Das Amtsgericht hat der sofortigen Beschwerde daraufhin nicht abgeholfen und die Sache dem OLG Frankfurt a.M. – Familiensenat – zur Entscheidung vorgelegt. Als weiterer Aufhebungsgrund kam hinzu, dass der Antragsgegner seinen Umzug dem Gericht nicht mitgeteilt hat. Innerhalb einer verlängerten Frist zur Begründung der sofortigen Beschwerde hat der Antragsgegner die Erklärung die persönlichen und wirtschaftlichen Verhältnisse vorgelegt. Hieraus ergibt sich auch, dass der Antragsgegner seit September 2020 eine neue Wohnung angemietet hat.
Das OLG Frankfurt a.M. hat daraufhin die sofortige Beschwerde zurückgewiesen, da auch nach Einreichung der geforderten Erklärung über die persönlichen und wirtschaftlichen Verhältnisse ein Aufhebungsgrund gem. § 124 Abs. 1 Nr. 4 ZPO vorliegt, da der Antragsgegner entgegen seiner bestehenden Verpflichtung aus § 120a Abs. 2 S. 1 ZPO dem Amtsgericht mindestens aus grober Nachlässigkeit nicht mitgeteilt hat, dass sich seine Anschrift – sogar mehrfach – geändert hat.
II. Objektive und subjektive Anforderungen des § 124 Abs. 1 Nr. 4 ZPO
Voraussetzung für eine Aufhebung der VKH-Bewilligung gem. § 124 Abs. 1 Nr. 4 ZPO ist zunächst, dass der Partei durch Beschluss VKH bewilligt worden ist. Er ermöglicht in bestimmten Fällen eine nachträgliche Korrektur der getroffenen Entscheidung (MüKo-ZPO/Wache, 6. Aufl., 2020, § 124 Rn 2). Ein solcher Fall ist gegeben, wenn die Partei ihrer Verpflichtung gem. § 120a Abs. 2 S. 1 ZPO, eine Änderung ihrer Anschrift mitzuteilen, absichtlich oder aus grober Nachlässigkeit nicht unverzüglich nachgekommen ist.

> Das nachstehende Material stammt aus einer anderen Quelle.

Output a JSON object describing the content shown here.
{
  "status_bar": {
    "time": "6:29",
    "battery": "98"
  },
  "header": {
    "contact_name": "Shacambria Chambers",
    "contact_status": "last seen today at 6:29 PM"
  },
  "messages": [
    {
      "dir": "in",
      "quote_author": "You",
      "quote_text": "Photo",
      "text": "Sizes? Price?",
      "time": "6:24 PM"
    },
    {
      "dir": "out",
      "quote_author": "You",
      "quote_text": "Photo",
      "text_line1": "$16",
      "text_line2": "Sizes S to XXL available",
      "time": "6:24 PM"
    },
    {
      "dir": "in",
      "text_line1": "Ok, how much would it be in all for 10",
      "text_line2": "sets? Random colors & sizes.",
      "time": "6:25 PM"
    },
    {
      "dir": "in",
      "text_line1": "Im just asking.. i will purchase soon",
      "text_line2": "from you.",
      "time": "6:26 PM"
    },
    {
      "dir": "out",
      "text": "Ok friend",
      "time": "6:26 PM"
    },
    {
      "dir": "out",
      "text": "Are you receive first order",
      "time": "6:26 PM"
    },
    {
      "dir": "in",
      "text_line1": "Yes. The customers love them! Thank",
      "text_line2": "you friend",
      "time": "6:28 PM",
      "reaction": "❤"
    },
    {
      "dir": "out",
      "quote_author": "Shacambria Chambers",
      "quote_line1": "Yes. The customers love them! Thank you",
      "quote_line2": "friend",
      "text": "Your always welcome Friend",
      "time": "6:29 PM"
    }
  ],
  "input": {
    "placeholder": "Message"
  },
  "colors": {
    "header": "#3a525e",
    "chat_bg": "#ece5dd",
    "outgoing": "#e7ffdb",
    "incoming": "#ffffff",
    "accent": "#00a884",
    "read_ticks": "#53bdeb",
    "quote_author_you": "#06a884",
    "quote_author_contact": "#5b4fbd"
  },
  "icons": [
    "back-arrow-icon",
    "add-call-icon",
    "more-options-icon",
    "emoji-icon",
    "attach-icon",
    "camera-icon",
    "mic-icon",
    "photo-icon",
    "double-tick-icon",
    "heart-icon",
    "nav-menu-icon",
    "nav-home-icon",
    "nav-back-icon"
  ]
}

Es muss neben dem objektiven Tatbestand (keine unverzügliche Mitteilung der geänderten Anschriften) auch der subjektive Tatbestand erfüllt sein, nämlich dass die Partei ihre Verpflichtung absichtlich oder grob nachlässig verletzt hat und bei der Antragstellung auf ihre Mitteilungspflichten sowie die Rechtsfolgen des Verstoßes hingewiesen worden ist (BeckOK-ZPO/Kratz, 40. Edition, 1.3.2021, § 124 Rn 23a). Der Begriff der groben Nachlässigkeit entspricht dem Begriff der groben Fahrlässigkeit. Hiernach handelt grob nachlässig derjenige, der die im Verkehr erforderliche Sorgfalt nach den gesamten Umständen in ungewöhnlich hohem Maße verletzt oder unbeachtet lässt und dies auch jedermann einleuchtet (BAG, Beschl. v. 18.8.2016 – 8 AZB 16/16, AGS 2016, 584 = RVGreport 2016, 474 [Hansens]). Daraus ergibt sich, dass das reine bloße Vergessen eines Anschriftenwechsels oder das bloße Nichtbeachten dieser entsprechenden Verpflichtung in der Regel nicht den Tatbestand einer groben Nachlässigkeit verwirklicht (s. auch OLG Dresden, Beschl. v. 25.10.2016 – 20 WF 1201/16, AGS 2017, 143; Schultzky, in: Zöller, ZPO, 33. Aufl., 2020, § 115 Rn 20) und ansonsten auch der geforderten Verschuldensanforderung als gesetzliches Merkmal hier unterlaufen würde.
Zustellungen und Mitteilungen im VKH...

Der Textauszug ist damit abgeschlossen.